George Orwell (1903)
It was on this date, June 25, 1903, that Eric Arthur Blair was born in Motihari, India, later to become the famous political satirist George Orwell. His tour with the Imperial Police in India, and his wartime work for the BBC, gave him an in-depth look at military and government politics and bureaucracy. He fought in an anarchist militia for the Trotskyist government in Spain during the Spanish Civil War. This he recounted in Homage to Catalonia (1938). As he later pointed out, "One must choose between God and Man, and all 'radicals' and 'progressives', from the mildest liberal to the most extreme anarchist, have in effect chosen Man." Yet Orwell recognized the brutality of the Stalinist regime in Russia. This in turn fueled his ideas that almost all forms of government are corrupt.
Orwell's fame rests largely on two books he published in the 1940s: Animal Farm (1945), played out with beasts on a farm, where the pigs rule, a devastating satire of Stalinism; Animal Farm featured a raven named Moses who described to the animal masses a great mountain in the sky, called Sugar Candy Mountain, that all would go to when they died.
The other Orwell masterwork was 1984 (1949), a satire featuring a future totalitarian bureaucracy. Big Brother is seen only in pictures and descriptions, never in real life, you must follow the instructions; everything he does is good by definition; to speak against Big Brother is a Thoughtcrime. It is this novel that comes closest to a critique of God:
On each landing, opposite the lift shaft, the poster with the enormous face gazed down from the wall. It was one of these pictures which are so contrived that the eyes follow you about when you move. BIG BROTHER IS WATCHING YOU, the caption beneath ran. (1984)

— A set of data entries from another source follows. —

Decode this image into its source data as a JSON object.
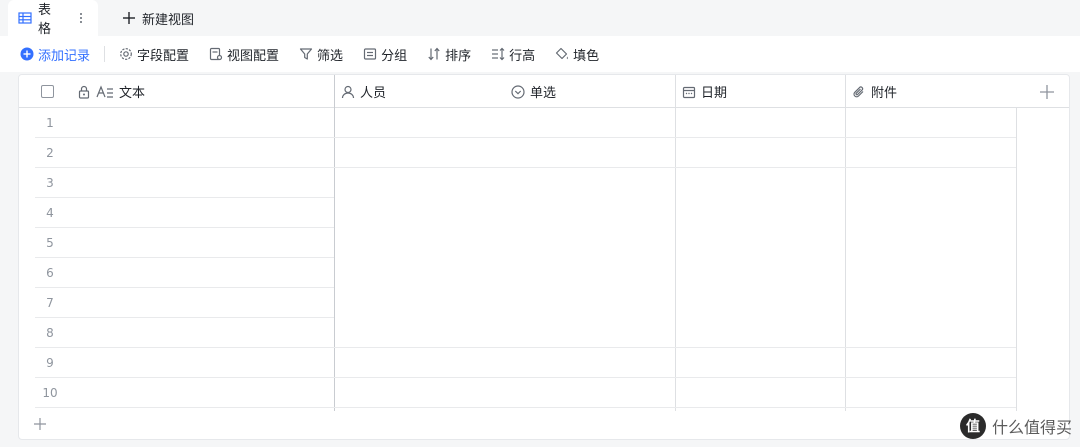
{
  "tabs": {
    "active_label": "表格",
    "new_view_label": "新建视图"
  },
  "toolbar": {
    "add_record": "添加记录",
    "field_config": "字段配置",
    "view_config": "视图配置",
    "filter": "筛选",
    "group": "分组",
    "sort": "排序",
    "row_height": "行高",
    "fill_color": "填色"
  },
  "columns": [
    {
      "label": "文本",
      "icon": "text-field-icon"
    },
    {
      "label": "人员",
      "icon": "person-icon"
    },
    {
      "label": "单选",
      "icon": "single-select-icon"
    },
    {
      "label": "日期",
      "icon": "calendar-icon"
    },
    {
      "label": "附件",
      "icon": "attachment-icon"
    }
  ],
  "rows": [
    "1",
    "2",
    "3",
    "4",
    "5",
    "6",
    "7",
    "8",
    "9",
    "10"
  ],
  "watermark": {
    "text": "什么值得买",
    "logo": "值"
  },
  "colors": {
    "accent": "#3370ff",
    "border": "#dee0e3"
  }
}
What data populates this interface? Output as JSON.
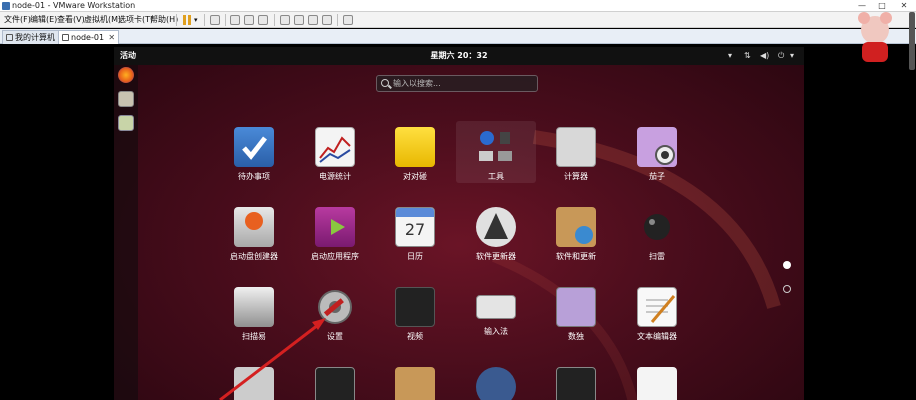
{
  "window": {
    "title": "node-01 - VMware Workstation"
  },
  "menubar": {
    "items": [
      "文件(F)",
      "编辑(E)",
      "查看(V)",
      "虚拟机(M)",
      "选项卡(T)",
      "帮助(H)"
    ]
  },
  "tabs": [
    {
      "label": "我的计算机"
    },
    {
      "label": "node-01",
      "active": true
    }
  ],
  "guest": {
    "topbar": {
      "activities": "活动",
      "clock": "星期六 20：32"
    },
    "search": {
      "placeholder": "输入以搜索..."
    },
    "apps": [
      {
        "label": "待办事项",
        "icon": "todo-icon"
      },
      {
        "label": "电源统计",
        "icon": "power-stats-icon"
      },
      {
        "label": "对对碰",
        "icon": "puzzle-game-icon"
      },
      {
        "label": "工具",
        "icon": "tools-folder-icon"
      },
      {
        "label": "计算器",
        "icon": "calculator-icon"
      },
      {
        "label": "茄子",
        "icon": "cheese-icon"
      },
      {
        "label": "启动盘创建器",
        "icon": "startup-disk-icon"
      },
      {
        "label": "启动应用程序",
        "icon": "startup-apps-icon"
      },
      {
        "label": "日历",
        "icon": "calendar-icon"
      },
      {
        "label": "软件更新器",
        "icon": "software-updater-icon"
      },
      {
        "label": "软件和更新",
        "icon": "software-updates-icon"
      },
      {
        "label": "扫雷",
        "icon": "mines-icon"
      },
      {
        "label": "扫描易",
        "icon": "scanner-icon"
      },
      {
        "label": "设置",
        "icon": "settings-icon"
      },
      {
        "label": "视频",
        "icon": "video-icon"
      },
      {
        "label": "输入法",
        "icon": "keyboard-icon"
      },
      {
        "label": "数独",
        "icon": "sudoku-icon"
      },
      {
        "label": "文本编辑器",
        "icon": "text-editor-icon"
      }
    ],
    "calendar_day": "27",
    "colors": {
      "accent_red": "#c81e1e",
      "bg_dark": "#2a0610"
    }
  }
}
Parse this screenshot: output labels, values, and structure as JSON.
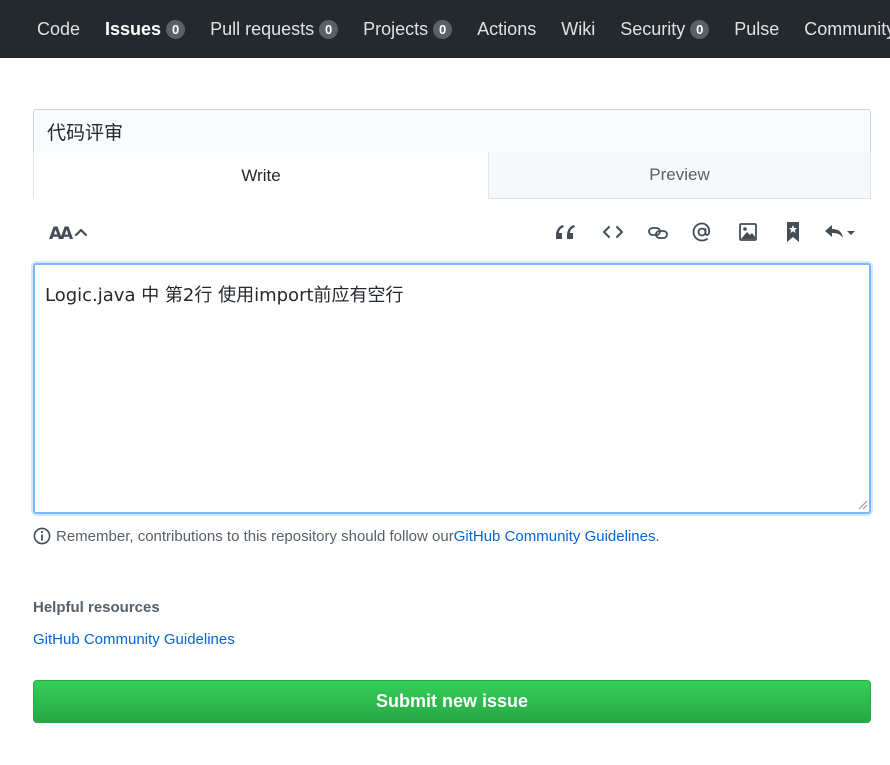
{
  "nav": {
    "items": [
      {
        "label": "Code",
        "count": null,
        "active": false
      },
      {
        "label": "Issues",
        "count": "0",
        "active": true
      },
      {
        "label": "Pull requests",
        "count": "0",
        "active": false
      },
      {
        "label": "Projects",
        "count": "0",
        "active": false
      },
      {
        "label": "Actions",
        "count": null,
        "active": false
      },
      {
        "label": "Wiki",
        "count": null,
        "active": false
      },
      {
        "label": "Security",
        "count": "0",
        "active": false
      },
      {
        "label": "Pulse",
        "count": null,
        "active": false
      },
      {
        "label": "Community",
        "count": null,
        "active": false
      }
    ]
  },
  "issue": {
    "title_value": "代码评审",
    "body_value": "Logic.java 中 第2行 使用import前应有空行"
  },
  "tabs": {
    "write": "Write",
    "preview": "Preview"
  },
  "toolbar": {
    "icons": [
      "text-size-icon",
      "quote-icon",
      "code-icon",
      "link-icon",
      "mention-icon",
      "image-icon",
      "bookmark-icon",
      "reply-icon"
    ]
  },
  "reminder": {
    "text": "Remember, contributions to this repository should follow our ",
    "link": "GitHub Community Guidelines",
    "suffix": "."
  },
  "helpful": {
    "title": "Helpful resources",
    "link": "GitHub Community Guidelines"
  },
  "submit_label": "Submit new issue",
  "colors": {
    "nav_bg": "#24292e",
    "link": "#0366d6",
    "submit": "#2cbe4e"
  }
}
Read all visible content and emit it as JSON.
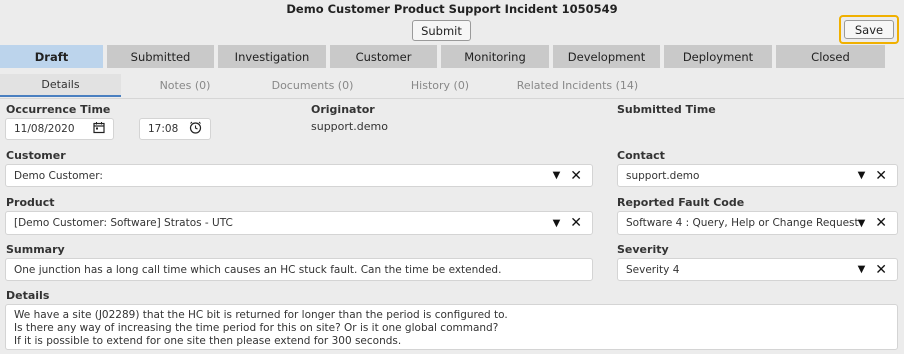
{
  "header": {
    "title": "Demo Customer Product Support Incident 1050549",
    "submit_label": "Submit",
    "save_label": "Save"
  },
  "stages": [
    "Draft",
    "Submitted",
    "Investigation",
    "Customer",
    "Monitoring",
    "Development",
    "Deployment",
    "Closed"
  ],
  "subtabs": [
    "Details",
    "Notes (0)",
    "Documents (0)",
    "History (0)",
    "Related Incidents (14)"
  ],
  "form": {
    "occurrence_time_label": "Occurrence Time",
    "occurrence_date": "11/08/2020",
    "occurrence_clock": "17:08",
    "originator_label": "Originator",
    "originator_value": "support.demo",
    "submitted_time_label": "Submitted Time",
    "customer_label": "Customer",
    "customer_value": "Demo Customer:",
    "contact_label": "Contact",
    "contact_value": "support.demo",
    "product_label": "Product",
    "product_value": "[Demo Customer: Software] Stratos - UTC",
    "fault_code_label": "Reported Fault Code",
    "fault_code_value": "Software 4 : Query, Help or Change Request",
    "summary_label": "Summary",
    "summary_value": "One junction has a long call time which causes an HC stuck fault. Can the time be extended.",
    "severity_label": "Severity",
    "severity_value": "Severity 4",
    "details_label": "Details",
    "details_lines": [
      "We have a site (J02289) that the HC bit is returned for longer than the period is configured to.",
      "Is there any way of increasing the time period for this on site? Or is it one global command?",
      "If it is possible to extend for one site then please extend for 300 seconds."
    ]
  },
  "icons": {
    "calendar": "calendar-icon",
    "clock": "clock-icon",
    "dropdown": "caret-down-icon",
    "clear": "close-icon"
  },
  "colors": {
    "active_stage": "#bcd4ec",
    "stage": "#c9c9c9",
    "save_highlight": "#f0b000",
    "tab_underline": "#4a7fc0"
  }
}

It is because of 1984 that we have come to use the sinister adjective, "Orwellian." In his 1935 book, A Clergyman's Daughter, Orwell wrote, "When I eat my dinner I don't do it to the greater glory of God; I do it because I enjoy it. The world's full of amusing things — books, wine, travel, friends — everything. I've never seen any meaning in it all, and I don't want to see one. Why not take life as you find it?" Orwell had little use, either, for the Christian idea of sainthood:
No doubt alcohol, tobacco, and so forth, are things that a saint must avoid, but sainthood is also a thing that human beings must avoid.... Many people genuinely do not wish to be saints, and it is probable that some who achieve or aspire to sainthood have never felt much temptation to be human beings.*
On the subject of politics, Orwell tended more toward socialism than capitalism, even as he criticized Communist Russia for not being socialist enough. But his chief grief with the world was unquestioning conformity, political or religious. In a review of poet T.S. Eliot, Orwell wrote:
In theory it is still possible to be an orthodox religious believer without being intellectually crippled in the process; but it is far from easy, and in practice books by orthodox believers usually show the same cramped, blinkered outlook as books by orthodox Stalinists or others who are mentally unfree. The reason is that the Christian churches still demand assent to doctrines which no one seriously believes in. The most obvious case is immortality of the soul.
George Orwell died of tuberculosis in London on 21 January 1950.
*"Reflections on Gandhi," in Shooting an Elephant (1950).